Réciproquement, supposons la relation $ (*)$ vérifiée. La parallèle à $ \Delta_A$ menée par $ C$ coupe la droite $ D'$ en un point $ C''$ qui vérifie $ \dfrac{\overline {AB}}{\overline {AC}} = \dfrac{\overline {A'B'}}{\overline {A'C''}}$ par la partie directe du théorème. Il en résulte $ \dfrac{\overline {A'B'}}{\overline {A'C''}}=\dfrac{\overline {A'B'}}{\overline {A'C'}}$, d'où $ \overline {A'C''}=\overline {A'C'}$ et $ C'=C''$, ce qui montre que $ \Delta_C$ est parallèle à $ \Delta_A$.$ \square$

La partie directe du théorème de Thalès ne faisant que traduire le caractère affine des projections, on peut énoncer un théorème analogue en toute dimension, en particulier dans l'espace de dimension 3 :

Théorème 4   (Théorème de Thalès dans l'espace) Soient $ \Pi_A$, $ \Pi_B$, $ \Pi_C$ trois plans parallèles distincts de l'espace coupant deux droites $ D$ et $ D'$ respectivement en $ A$, $ B$, $ C$ et $ A'$, $ B'$, $ C'$. Alors

$\displaystyle \frac{\overline{AB}}{\overline{AC}} = \frac{\overline{A'B'}}{\overline{A'C'}}\; . \qquad{ (*)}$

.

Mais le théorème de Thalès dans l'espace n'admet pas de réciproque analogue à celle du théorème de Thalès dans le plan : si on suppose les plans $ \Pi_A$ et $ \Pi_B$ parallèles et la relation $ (*)$ vérifiée, on ne peut en déduire que $ \Pi_C$ est parallèle à $ \Pi_A$ et $ \Pi_B$. On a cependant :

Proposition 37   Soient $ D$ et $ D'$ deux droites de l'espace, $ A$, $ B$, $ C$ trois points de $ D$, $ A'$, $ B'$, $ C'$ trois points de $ D'$, ces six points étant supposés tous distincts.
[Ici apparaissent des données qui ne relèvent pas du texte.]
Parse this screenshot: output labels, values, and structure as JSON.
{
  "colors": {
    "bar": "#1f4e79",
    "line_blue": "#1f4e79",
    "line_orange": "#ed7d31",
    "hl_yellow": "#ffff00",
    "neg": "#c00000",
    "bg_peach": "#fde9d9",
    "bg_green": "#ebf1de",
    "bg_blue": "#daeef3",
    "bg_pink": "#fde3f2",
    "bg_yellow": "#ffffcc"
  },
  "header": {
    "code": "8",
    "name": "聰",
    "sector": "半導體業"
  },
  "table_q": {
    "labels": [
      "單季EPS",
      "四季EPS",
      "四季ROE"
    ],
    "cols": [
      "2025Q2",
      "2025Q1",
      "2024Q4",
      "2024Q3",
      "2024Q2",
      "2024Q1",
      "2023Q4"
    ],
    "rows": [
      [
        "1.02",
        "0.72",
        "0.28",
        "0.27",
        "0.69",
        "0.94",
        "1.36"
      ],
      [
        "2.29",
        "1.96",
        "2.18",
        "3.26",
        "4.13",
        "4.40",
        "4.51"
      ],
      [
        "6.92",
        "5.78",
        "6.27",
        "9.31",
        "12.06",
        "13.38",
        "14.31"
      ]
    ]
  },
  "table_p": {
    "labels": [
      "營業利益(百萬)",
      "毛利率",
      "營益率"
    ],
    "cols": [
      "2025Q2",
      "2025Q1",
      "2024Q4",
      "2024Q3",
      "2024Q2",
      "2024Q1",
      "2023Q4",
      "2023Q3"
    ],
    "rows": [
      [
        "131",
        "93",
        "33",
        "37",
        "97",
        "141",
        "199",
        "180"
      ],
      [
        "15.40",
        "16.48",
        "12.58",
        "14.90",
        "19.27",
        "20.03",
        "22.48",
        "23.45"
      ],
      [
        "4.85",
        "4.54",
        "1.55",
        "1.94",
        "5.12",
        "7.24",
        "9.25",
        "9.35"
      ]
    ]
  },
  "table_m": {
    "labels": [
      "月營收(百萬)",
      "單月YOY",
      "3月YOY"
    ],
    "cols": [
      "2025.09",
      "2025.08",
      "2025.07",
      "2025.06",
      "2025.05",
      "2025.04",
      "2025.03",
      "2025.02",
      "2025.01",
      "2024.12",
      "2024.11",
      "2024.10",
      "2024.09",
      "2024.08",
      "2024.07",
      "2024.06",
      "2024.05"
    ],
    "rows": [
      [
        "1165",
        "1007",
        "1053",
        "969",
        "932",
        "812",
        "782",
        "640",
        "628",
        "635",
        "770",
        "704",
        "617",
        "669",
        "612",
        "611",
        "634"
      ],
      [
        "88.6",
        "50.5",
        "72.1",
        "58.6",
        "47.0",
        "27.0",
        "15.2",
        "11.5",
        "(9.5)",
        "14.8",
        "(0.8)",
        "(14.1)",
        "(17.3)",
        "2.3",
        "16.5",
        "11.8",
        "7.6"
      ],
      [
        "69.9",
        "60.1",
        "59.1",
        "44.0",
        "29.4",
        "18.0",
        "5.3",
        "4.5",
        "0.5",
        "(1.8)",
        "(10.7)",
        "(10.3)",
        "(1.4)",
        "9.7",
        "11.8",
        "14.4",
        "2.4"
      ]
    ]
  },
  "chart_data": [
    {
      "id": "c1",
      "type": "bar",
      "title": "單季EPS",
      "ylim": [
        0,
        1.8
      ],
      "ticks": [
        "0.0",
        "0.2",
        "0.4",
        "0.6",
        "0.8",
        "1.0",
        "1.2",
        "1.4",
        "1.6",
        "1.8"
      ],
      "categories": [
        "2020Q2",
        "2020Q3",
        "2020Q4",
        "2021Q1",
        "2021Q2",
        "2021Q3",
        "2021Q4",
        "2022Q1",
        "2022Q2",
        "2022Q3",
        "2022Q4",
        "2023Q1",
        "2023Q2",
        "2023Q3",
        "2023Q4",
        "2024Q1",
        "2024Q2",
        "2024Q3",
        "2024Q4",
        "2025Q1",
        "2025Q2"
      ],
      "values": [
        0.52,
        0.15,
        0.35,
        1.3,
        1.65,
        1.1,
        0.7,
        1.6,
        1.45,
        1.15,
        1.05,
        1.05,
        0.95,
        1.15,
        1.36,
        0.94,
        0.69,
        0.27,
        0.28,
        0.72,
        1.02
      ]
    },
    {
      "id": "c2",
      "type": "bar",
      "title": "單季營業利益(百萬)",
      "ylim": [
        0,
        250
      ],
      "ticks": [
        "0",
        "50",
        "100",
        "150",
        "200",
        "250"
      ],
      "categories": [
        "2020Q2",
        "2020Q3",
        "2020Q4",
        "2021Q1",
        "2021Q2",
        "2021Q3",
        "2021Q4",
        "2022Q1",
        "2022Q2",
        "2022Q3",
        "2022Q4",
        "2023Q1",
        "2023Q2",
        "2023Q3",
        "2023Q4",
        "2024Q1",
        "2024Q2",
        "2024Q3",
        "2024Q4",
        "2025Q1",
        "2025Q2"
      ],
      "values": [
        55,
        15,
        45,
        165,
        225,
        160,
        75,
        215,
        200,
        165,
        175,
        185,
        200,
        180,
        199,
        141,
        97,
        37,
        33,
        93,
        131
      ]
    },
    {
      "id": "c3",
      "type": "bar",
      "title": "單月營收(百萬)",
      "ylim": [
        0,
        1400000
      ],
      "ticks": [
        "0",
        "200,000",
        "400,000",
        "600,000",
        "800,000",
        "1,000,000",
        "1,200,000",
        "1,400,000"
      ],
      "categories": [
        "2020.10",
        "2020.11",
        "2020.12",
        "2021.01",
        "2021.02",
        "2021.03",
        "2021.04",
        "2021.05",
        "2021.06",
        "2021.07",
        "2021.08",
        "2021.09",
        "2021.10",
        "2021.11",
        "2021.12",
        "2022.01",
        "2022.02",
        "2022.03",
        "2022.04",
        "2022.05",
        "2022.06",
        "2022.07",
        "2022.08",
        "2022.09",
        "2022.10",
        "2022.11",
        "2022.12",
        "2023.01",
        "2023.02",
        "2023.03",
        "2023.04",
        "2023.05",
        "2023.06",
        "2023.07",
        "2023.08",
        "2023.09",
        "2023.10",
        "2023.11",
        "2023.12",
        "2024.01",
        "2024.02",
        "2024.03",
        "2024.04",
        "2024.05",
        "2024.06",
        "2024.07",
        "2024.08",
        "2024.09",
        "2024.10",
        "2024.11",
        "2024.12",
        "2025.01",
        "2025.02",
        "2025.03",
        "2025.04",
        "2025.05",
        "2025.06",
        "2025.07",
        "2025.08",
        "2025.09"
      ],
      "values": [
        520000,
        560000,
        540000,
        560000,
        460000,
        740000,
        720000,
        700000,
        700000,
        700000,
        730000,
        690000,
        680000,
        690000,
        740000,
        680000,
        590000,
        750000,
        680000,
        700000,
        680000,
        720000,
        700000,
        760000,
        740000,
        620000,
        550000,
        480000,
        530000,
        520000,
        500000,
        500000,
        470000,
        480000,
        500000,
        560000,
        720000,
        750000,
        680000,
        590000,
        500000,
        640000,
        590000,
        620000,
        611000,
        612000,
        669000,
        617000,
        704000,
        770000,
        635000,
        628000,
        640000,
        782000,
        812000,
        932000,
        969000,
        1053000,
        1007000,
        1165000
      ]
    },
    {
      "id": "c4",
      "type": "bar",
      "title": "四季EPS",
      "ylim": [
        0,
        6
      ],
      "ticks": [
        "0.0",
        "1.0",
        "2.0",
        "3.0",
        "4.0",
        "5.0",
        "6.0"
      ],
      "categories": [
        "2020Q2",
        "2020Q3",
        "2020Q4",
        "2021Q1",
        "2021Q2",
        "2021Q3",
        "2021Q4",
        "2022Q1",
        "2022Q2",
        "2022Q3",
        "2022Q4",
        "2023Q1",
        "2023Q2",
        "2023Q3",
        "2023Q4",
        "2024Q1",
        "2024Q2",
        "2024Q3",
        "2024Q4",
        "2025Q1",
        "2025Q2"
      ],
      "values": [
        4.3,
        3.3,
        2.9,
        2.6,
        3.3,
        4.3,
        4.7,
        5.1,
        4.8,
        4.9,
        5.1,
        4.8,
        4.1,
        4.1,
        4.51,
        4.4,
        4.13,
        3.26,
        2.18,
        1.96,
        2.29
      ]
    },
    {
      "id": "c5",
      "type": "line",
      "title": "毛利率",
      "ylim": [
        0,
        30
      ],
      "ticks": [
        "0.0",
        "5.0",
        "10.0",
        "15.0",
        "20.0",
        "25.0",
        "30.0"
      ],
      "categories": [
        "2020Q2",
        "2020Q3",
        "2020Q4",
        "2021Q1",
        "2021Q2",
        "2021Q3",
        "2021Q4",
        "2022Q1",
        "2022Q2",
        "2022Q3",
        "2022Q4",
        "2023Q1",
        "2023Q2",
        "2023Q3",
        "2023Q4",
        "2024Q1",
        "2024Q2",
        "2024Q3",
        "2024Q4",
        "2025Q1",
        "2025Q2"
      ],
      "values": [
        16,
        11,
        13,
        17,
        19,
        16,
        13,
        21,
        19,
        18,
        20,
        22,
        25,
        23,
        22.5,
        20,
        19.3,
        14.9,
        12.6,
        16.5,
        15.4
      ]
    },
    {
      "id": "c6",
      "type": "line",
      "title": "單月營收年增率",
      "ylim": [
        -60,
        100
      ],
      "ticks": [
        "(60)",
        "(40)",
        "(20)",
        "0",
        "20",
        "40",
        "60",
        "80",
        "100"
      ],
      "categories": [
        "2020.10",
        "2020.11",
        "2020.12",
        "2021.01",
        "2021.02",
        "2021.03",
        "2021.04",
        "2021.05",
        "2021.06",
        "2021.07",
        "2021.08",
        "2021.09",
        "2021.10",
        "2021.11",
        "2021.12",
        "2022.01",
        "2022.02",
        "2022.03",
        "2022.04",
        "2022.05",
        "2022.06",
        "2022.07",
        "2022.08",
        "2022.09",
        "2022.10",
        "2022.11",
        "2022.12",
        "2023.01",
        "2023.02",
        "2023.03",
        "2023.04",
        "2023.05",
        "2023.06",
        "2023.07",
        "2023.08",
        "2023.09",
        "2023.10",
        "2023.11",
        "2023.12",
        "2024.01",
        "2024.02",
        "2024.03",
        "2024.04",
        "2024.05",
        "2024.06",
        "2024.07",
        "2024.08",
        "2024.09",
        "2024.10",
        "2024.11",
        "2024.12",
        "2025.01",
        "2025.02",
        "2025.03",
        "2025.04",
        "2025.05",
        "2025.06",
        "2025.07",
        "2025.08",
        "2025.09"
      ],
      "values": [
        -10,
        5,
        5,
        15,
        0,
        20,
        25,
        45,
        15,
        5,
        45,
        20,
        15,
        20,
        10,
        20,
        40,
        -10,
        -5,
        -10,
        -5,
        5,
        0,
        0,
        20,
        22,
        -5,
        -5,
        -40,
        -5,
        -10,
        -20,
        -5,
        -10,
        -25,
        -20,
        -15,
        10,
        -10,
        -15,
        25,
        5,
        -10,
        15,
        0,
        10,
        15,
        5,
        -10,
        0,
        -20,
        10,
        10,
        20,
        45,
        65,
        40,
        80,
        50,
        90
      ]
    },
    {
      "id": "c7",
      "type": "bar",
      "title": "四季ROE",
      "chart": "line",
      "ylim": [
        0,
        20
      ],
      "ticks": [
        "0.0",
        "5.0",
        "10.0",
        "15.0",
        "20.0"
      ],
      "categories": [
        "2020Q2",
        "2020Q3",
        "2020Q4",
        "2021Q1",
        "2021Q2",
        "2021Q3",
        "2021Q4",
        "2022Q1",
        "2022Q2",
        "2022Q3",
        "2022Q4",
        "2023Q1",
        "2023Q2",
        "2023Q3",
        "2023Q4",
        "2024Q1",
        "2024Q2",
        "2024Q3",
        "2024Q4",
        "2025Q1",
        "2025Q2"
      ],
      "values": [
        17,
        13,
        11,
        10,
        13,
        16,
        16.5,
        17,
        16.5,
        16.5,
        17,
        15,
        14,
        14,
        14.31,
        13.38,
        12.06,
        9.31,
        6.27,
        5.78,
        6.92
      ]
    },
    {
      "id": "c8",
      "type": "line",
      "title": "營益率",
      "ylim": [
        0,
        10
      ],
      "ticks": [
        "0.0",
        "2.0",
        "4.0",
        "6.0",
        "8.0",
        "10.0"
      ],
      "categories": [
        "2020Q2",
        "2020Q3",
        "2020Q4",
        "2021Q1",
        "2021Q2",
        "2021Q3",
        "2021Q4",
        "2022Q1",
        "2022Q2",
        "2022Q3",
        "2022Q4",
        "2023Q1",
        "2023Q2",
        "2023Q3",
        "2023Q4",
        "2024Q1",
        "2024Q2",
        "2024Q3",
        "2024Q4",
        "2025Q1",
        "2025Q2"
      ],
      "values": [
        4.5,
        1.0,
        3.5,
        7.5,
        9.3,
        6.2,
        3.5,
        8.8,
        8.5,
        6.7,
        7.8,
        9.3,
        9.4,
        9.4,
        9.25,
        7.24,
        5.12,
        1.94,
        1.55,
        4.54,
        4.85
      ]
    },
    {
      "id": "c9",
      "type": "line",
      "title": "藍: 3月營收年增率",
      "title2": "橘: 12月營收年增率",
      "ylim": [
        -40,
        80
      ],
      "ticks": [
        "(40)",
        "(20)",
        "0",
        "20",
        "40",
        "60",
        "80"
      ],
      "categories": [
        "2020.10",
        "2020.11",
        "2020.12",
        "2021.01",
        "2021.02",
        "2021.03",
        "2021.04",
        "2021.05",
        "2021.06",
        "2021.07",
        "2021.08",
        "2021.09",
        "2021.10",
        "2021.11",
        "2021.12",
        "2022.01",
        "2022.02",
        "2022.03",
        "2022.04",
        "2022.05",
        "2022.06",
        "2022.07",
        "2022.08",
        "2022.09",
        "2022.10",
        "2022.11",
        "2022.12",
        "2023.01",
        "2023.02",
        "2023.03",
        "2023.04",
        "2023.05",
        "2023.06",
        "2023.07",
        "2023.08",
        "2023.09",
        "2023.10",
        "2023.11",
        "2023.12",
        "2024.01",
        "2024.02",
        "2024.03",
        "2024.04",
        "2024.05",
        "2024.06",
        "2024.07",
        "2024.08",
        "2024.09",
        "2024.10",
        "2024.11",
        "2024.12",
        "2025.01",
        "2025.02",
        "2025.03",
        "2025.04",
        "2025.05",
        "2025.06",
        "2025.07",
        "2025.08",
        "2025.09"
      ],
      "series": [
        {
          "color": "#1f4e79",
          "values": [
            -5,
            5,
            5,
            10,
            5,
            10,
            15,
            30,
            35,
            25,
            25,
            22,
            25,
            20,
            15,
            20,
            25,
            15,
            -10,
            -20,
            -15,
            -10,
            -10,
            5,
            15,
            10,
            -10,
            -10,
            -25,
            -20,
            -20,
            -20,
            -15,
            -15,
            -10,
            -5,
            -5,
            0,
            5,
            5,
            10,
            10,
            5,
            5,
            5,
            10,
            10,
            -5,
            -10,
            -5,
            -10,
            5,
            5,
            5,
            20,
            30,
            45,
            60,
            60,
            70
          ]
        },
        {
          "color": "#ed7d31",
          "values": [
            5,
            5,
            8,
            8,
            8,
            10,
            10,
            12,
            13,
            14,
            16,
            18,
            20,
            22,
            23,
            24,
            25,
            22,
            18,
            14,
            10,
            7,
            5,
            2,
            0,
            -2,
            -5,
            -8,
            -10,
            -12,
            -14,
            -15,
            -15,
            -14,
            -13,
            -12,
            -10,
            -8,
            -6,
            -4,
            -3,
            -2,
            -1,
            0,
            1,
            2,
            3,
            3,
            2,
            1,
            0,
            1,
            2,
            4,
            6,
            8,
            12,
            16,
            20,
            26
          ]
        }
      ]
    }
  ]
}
Si

$\displaystyle \frac{\overline{AB}}{\overline{AC}} = \frac{\overline{A'B'}}{\overline{A'C'}}\; ,$

alors les trois droites $ (AA')$, $ (BB')$, $ (CC')$ sont parallèles à un même plan.

Démonstration : Si les droites $ (AA')$ et $ (BB')$ sont parallèles, les droites $ D$ et $ D'$ sont coplanaires et $ (CC')$ est parallèle à $ (AA')$ et $ (BB')$ par le théorème de Thalès dans le plan.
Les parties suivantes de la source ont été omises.